Po raz pierwszy od lat Polska przesunęła się w górę w rankingu państw, w których dostępne są nowoczesne leki innowacyjne. Eksperci nie kryją zadowolenia, ale dodają, że jeszcze daleko nam do unijnej średniej i jeśli nie zaczniemy wydawać na medycynę o wiele więcej pieniędzy niż teraz, to kłopot będziemy mieli nie tylko z rankingiem.
W Polsce łatwiej o nowoczesne leki - tak wynika z rankingu opracowanego przez firmy monitorujące rynek farmaceutyczny w Europie. Po niemal dwudziestu latach Polska w nim awansowała.
- Polska pierwszy raz od początku badania prowadzonego przez EFPIA wykonała duży skok - mówi Agnieszka Gołąbek ze Związku Pracodawców Innowacyjnych Firm Farmaceutycznych "Infarma".
- To jest super wiadomość na majówkę, że Polska przeniosła się z 25. miejsca na 21. miejsce, a więc skoczyła o cztery miejsca, jeżeli chodzi o dostępność do innowacyjnych leków - podkreśla prof. Marcin Czech, prezes Polskiego Towarzystwa Farmakoekonomicznego.
Jednak na tym dobre wiadomości się kończą. - Bez wyższego poziomu finansowania utrzymanie tego trendu będzie niesłychanie trudne - ocenia prof. Marcin Czech.
Żeby osiągnąć średnią unijną, Polska powinna wydawać na leki dwa razy więcej. O tym, że finansowanie leków innowacyjnych cały czas jest u nas poniżej tej średniej przekonała się pani Elżbieta Kołodziejczyk, którą już pokazywaliśmy w marcu w "Faktach" TVN. Kobieta musiała zbierać pieniądze przez internet na lek na raka piersi dla siebie.
- Trzymajmy kciuki, że dalsze wlewy będę miała refinansowane - mówi pani Elżbieta, która lek otrzymuje w Norwegii i dalej zbiera na ostatnią dawkę.
Ograniczenia i długi czas oczekiwania
Nikt w Polsce nie liczy, ilu Polaków chorych na raka i inne choroby musi się leczyć w tak desperacki sposób, jak pani Elżbieta. Nikt nie liczy, ile osób zmarło z tego powodu, że nie dostało innowacyjnego leku tylko dlatego, że nie jest refundowany.
- 827 dni średnio czekają w Polsce pacjenci na innowacyjne leki od momentu rejestracji do momentu refundacji. I niestety mamy jeden z najwyższych wskaźników ograniczeń w tej refundacji, bo jest to aż 78 procent - informuje Agnieszka Gołąbek ze Związku Pracodawców Innowacyjnych Firm Farmaceutycznych "Infarma".

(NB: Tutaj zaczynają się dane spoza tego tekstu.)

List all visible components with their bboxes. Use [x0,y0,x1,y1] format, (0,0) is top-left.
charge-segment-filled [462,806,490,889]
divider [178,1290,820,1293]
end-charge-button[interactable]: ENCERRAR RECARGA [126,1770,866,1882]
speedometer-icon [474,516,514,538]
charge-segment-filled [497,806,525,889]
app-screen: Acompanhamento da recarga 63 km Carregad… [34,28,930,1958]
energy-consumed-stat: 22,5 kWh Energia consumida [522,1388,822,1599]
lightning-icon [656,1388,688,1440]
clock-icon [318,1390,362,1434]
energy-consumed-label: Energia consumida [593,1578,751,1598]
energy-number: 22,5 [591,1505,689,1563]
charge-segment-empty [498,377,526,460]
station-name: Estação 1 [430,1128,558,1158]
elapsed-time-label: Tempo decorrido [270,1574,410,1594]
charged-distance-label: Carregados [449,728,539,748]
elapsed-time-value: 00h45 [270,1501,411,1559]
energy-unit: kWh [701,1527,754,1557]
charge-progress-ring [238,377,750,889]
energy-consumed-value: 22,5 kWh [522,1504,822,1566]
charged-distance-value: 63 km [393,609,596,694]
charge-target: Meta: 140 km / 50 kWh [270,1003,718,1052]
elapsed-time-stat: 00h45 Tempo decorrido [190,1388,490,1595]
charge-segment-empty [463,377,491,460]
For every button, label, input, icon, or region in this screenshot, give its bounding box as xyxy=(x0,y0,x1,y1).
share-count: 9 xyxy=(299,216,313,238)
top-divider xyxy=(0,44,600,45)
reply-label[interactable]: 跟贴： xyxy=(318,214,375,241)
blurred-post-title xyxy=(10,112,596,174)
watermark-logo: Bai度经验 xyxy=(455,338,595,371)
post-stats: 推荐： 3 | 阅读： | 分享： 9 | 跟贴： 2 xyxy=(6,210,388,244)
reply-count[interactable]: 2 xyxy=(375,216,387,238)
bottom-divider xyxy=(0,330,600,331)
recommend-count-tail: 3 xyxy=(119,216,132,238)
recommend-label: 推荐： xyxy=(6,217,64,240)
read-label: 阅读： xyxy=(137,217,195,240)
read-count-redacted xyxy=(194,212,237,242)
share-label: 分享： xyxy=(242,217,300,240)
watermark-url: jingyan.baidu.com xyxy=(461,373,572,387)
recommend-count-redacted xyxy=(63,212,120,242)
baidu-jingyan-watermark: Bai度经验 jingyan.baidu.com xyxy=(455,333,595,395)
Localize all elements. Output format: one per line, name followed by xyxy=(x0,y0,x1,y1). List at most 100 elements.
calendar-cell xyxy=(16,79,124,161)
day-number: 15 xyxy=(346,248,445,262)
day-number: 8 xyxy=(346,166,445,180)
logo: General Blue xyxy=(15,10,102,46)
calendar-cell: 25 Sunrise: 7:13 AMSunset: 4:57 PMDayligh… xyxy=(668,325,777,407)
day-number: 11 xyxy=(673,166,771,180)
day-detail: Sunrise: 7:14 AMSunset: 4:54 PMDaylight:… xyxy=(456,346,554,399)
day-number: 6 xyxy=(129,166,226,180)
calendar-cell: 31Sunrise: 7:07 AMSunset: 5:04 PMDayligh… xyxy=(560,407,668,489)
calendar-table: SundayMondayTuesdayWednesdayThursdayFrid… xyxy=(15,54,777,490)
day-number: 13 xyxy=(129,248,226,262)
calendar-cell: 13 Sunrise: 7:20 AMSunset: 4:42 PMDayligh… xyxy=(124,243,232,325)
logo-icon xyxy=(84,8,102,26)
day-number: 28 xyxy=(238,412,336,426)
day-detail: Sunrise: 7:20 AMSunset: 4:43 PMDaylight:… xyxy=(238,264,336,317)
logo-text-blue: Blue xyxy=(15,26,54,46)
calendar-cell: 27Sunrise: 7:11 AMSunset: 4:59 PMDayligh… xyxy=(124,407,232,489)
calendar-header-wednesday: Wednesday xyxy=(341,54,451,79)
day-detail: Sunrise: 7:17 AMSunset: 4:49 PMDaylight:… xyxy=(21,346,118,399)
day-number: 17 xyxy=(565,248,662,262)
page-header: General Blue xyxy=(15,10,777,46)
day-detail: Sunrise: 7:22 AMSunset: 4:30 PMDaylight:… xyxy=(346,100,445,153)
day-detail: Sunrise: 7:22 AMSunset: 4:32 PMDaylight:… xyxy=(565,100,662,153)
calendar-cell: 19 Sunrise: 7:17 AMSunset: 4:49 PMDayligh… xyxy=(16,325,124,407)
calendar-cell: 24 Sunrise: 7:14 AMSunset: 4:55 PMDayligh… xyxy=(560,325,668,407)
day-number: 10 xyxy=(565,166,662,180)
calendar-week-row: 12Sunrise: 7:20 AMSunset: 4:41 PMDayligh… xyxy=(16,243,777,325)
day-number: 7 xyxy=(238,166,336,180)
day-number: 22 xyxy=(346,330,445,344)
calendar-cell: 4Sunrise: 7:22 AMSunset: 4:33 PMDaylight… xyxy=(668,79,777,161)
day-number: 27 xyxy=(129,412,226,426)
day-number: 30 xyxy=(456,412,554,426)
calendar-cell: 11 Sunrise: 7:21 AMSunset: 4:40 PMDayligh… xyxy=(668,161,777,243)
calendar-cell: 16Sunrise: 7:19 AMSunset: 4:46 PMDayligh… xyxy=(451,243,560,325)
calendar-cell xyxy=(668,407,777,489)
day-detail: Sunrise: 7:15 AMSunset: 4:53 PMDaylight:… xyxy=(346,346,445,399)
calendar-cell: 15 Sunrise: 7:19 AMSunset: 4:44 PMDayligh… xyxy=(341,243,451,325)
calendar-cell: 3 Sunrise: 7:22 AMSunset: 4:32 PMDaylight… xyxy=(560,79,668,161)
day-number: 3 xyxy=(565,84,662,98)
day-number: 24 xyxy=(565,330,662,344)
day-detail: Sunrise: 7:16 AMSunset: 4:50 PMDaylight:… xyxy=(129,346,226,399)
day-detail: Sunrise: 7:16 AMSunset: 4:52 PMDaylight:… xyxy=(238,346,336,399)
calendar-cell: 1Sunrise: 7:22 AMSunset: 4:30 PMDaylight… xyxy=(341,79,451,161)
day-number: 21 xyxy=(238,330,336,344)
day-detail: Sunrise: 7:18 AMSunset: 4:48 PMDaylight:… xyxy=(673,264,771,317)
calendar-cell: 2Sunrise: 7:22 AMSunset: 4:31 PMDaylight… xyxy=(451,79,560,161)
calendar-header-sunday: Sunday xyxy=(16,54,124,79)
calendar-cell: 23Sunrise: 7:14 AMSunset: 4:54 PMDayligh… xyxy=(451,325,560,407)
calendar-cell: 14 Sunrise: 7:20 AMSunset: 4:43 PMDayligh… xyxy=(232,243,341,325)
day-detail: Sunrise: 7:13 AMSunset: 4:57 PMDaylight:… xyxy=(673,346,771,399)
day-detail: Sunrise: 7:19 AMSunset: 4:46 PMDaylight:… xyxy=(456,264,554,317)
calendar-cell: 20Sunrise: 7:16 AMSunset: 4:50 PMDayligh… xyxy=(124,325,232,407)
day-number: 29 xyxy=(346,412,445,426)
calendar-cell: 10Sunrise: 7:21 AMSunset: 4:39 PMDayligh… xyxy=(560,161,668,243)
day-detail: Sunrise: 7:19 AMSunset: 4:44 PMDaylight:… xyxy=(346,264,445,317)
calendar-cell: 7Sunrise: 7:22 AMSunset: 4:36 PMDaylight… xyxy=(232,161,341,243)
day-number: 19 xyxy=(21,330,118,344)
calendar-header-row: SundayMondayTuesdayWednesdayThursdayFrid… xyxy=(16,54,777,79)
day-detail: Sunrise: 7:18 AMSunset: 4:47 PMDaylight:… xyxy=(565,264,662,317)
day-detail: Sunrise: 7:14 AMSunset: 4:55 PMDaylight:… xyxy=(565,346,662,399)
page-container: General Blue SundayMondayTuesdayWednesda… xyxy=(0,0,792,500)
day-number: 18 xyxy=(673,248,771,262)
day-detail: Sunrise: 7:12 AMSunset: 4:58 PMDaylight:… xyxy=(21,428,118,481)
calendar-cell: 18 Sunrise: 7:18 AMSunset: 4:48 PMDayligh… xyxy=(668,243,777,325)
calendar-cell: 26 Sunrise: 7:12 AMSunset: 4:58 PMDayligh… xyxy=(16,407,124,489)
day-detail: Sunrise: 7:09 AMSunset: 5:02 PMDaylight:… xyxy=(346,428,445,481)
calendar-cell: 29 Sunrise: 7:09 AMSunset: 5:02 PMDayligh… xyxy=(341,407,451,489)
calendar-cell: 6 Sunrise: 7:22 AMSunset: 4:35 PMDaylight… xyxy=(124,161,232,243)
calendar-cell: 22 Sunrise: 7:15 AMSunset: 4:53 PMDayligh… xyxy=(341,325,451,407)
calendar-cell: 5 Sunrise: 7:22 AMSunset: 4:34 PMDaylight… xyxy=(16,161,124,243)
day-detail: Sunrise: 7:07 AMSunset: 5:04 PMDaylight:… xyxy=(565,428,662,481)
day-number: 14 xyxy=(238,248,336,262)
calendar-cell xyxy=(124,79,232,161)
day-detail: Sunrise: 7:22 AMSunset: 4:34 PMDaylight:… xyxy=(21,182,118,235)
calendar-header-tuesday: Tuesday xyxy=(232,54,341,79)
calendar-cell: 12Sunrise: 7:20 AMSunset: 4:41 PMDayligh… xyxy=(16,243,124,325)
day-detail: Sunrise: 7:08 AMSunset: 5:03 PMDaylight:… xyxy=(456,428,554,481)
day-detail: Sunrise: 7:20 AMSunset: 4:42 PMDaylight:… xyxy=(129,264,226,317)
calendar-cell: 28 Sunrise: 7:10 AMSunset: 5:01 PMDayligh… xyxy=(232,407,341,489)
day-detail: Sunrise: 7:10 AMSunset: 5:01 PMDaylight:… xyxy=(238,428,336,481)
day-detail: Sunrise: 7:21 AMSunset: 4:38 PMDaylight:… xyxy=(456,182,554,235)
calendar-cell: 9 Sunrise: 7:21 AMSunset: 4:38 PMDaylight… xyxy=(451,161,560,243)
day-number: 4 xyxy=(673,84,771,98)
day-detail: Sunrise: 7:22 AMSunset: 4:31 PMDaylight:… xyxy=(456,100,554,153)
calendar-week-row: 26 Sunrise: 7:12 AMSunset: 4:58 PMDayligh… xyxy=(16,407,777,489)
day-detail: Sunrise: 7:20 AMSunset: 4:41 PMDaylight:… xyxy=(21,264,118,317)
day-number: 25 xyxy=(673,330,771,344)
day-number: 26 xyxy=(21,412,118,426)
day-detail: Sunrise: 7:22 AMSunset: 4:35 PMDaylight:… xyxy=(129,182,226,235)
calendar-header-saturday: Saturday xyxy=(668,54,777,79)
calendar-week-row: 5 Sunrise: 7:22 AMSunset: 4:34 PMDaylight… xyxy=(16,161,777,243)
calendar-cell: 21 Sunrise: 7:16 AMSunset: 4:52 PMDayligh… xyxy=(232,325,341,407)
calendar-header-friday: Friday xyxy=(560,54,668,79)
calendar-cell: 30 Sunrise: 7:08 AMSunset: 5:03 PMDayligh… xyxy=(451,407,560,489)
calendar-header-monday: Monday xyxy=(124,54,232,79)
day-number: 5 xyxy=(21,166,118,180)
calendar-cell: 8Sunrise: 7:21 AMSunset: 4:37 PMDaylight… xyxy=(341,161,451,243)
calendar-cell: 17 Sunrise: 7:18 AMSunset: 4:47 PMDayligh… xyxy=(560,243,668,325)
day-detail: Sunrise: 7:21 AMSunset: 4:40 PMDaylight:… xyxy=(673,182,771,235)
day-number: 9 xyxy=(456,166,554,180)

To znaczy, że 78 procent z 59 terapii jest w Polsce refundowanych tylko dla ograniczonej grupy pacjentów. Na przykład bywa, że Ministerstwo Zdrowia każe w leczeniu raka podawać nowoczesne leki nie od razu, tylko gdy chory ma drugą albo trzecią wznowę. U pani Elżbiety Kołodziejczyk guz bardzo się zmniejszył, ale tylko dlatego, że lek kupiła sobie sama i dostaje go od razu - w pierwszym rzucie.
- Trzeba walczyć dalej. Ja zakasuję rękawy, wracam do rzeczywistości i walczę dalej - mówi pani Elżbieta.